Jess Grindlay, NISTA's Lead Data Scientist, talks about her experiences hacking creative solutions to help manage government projects
In NISTA, we often say ‘Projects don’t go wrong, they start wrong’.
As the home of government project data, the NISTA Data & Insight team supports major projects once they’re up and running. We collect and analyse delivery data and build tools to help projects stay on track, including:
- advanced cloud-based data reporting dashboards
- a machine learning Early Warning System to indicate poor project performance
- an AI tool to support assurance reviews (Scout)
- AI tools to find thematic issues in large amounts of text data.
A key part of NISTA’s role is setting standards and providing expert guidance to support project delivery teams managing individual projects, and improving government’s overall project delivery capabilities.
In the data team, we’ve been thinking a lot about what additional products could help set projects on the right path before any delivery data even exists.
This is the problem we wanted to solve at the Government Digital Service AI Engineering Hackathon, on Thursday 16 April.
Hosted by Version 1 at CodeNode, the hackathon brought together 40 teams comprising of 200 data scientists and engineers from across government.
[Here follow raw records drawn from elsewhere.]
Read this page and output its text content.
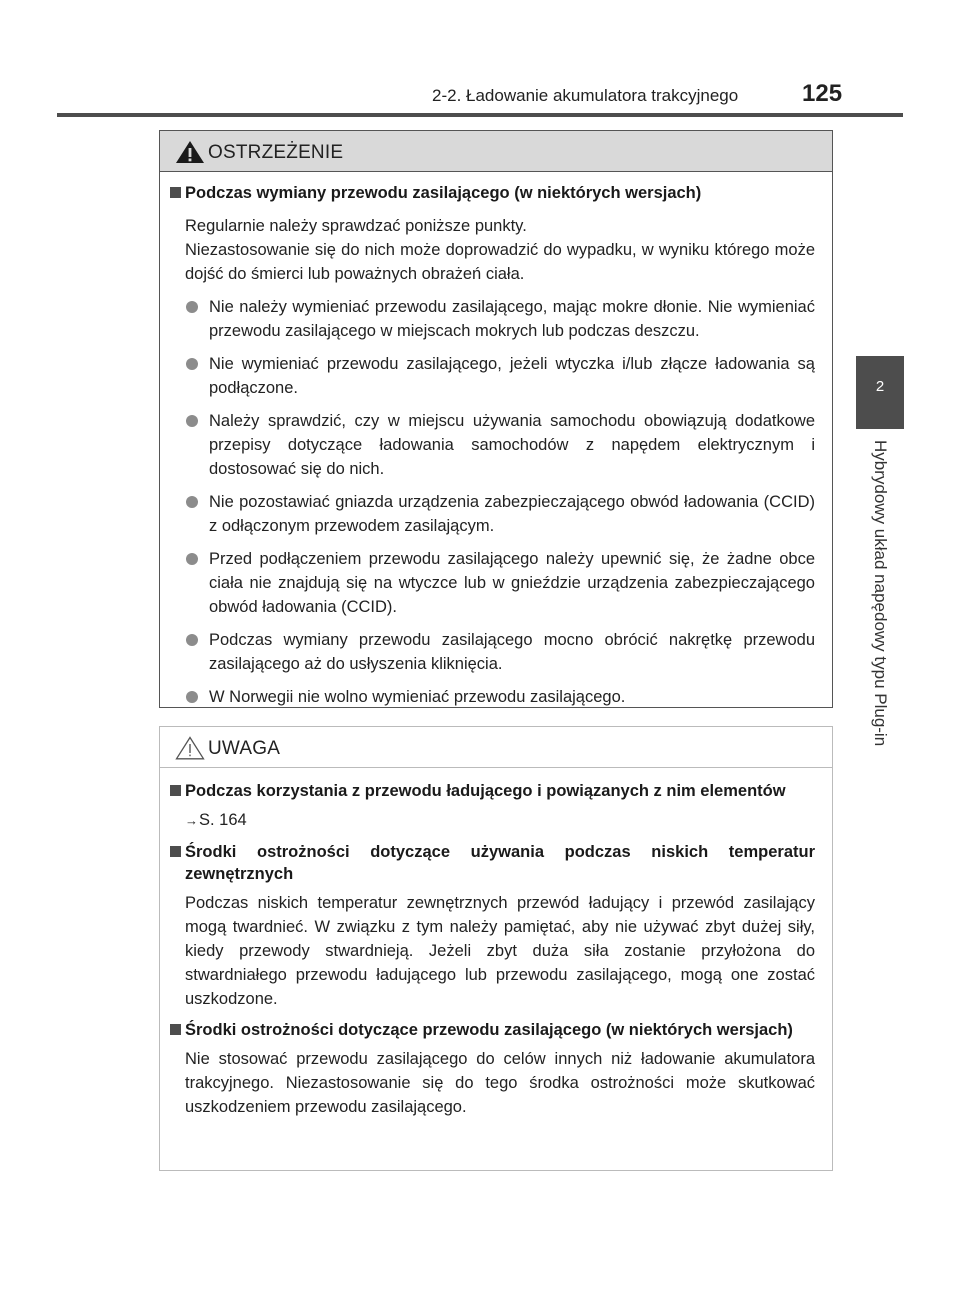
2-2. Ładowanie akumulatora trakcyjnego	125
2
Hybrydowy układ napędowy typu Plug-in
OSTRZEŻENIE
Podczas wymiany przewodu zasilającego (w niektórych wersjach)
Regularnie należy sprawdzać poniższe punkty.
Niezastosowanie się do nich może doprowadzić do wypadku, w wyniku którego może dojść do śmierci lub poważnych obrażeń ciała.
Nie należy wymieniać przewodu zasilającego, mając mokre dłonie. Nie wymieniać przewodu zasilającego w miejscach mokrych lub podczas deszczu.
Nie wymieniać przewodu zasilającego, jeżeli wtyczka i/lub złącze ładowania są podłączone.
Należy sprawdzić, czy w miejscu używania samochodu obowiązują dodatkowe przepisy dotyczące ładowania samochodów z napędem elektrycznym i dostosować się do nich.
Nie pozostawiać gniazda urządzenia zabezpieczającego obwód ładowania (CCID) z odłączonym przewodem zasilającym.
Przed podłączeniem przewodu zasilającego należy upewnić się, że żadne obce ciała nie znajdują się na wtyczce lub w gnieździe urządzenia zabezpieczającego obwód ładowania (CCID).
Podczas wymiany przewodu zasilającego mocno obrócić nakrętkę przewodu zasilającego aż do usłyszenia kliknięcia.
W Norwegii nie wolno wymieniać przewodu zasilającego.
UWAGA
Podczas korzystania z przewodu ładującego i powiązanych z nim elementów
→S. 164
Środki ostrożności dotyczące używania podczas niskich temperatur zewnętrznych
Podczas niskich temperatur zewnętrznych przewód ładujący i przewód zasilający mogą twardnieć. W związku z tym należy pamiętać, aby nie używać zbyt dużej siły, kiedy przewody stwardnieją. Jeżeli zbyt duża siła zostanie przyłożona do stwardniałego przewodu ładującego lub przewodu zasilającego, mogą one zostać uszkodzone.
Środki ostrożności dotyczące przewodu zasilającego (w niektórych wersjach)
Nie stosować przewodu zasilającego do celów innych niż ładowanie akumulatora trakcyjnego. Niezastosowanie się do tego środka ostrożności może skutkować uszkodzeniem przewodu zasilającego.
Throughout the day we met other brilliant Government Data Science teams – working on everything from tools for farmers to navigate government regulation to AI-driven casework prioritisation.
With access to forward‑deployed engineers, lightning talks from Microsoft, Anthropic and GitHub, and a powerful suite of AI tools (including AWS Kiro with in‑line AI agents), we were able to rapidly create a prototype of a full‑stack solution – essentially, a solution integrating the user interface, backend workflow and structured database in a single app – within a single day.
That solution was Cub: an AI‑powered project set‑up tool to support delivery teams get a project up and running.
In short, Cub takes a Project Initiation Document (PID) and early scoping material for the project and turns it into a fully formed project plan: an interactive Kanban board (a visual tool that maps workflows), resource and cost tracking, and a live risk register. It’s underpinned by the Teal Book, helping teams set up projects in line with government best practice from day one.
We also built in:
- a chatbot and document viewer to interrogate the PID and generated plan
- advanced analytics, including supplier intelligence and sentiment analysis drawn from news on similar live projects in delivery.
As the day continued, the pressure ramped up with a live-updating leaderboard scoring the teams in real-time, to select the three that would demonstrate their solutions. We were selected to present our prototype on stage... and ended up winning the Hackathon!
Judges scored teams on innovation, collaboration, use of AI, testing, handling edge cases and plans for future development, and Cub stood out across them all!
Huge thanks to GDS for organising such a high‑energy, inspiring event.
We can’t wait to see in the future how Cub helps NISTA and the wider Project Delivery Function set projects on the right path from the very start.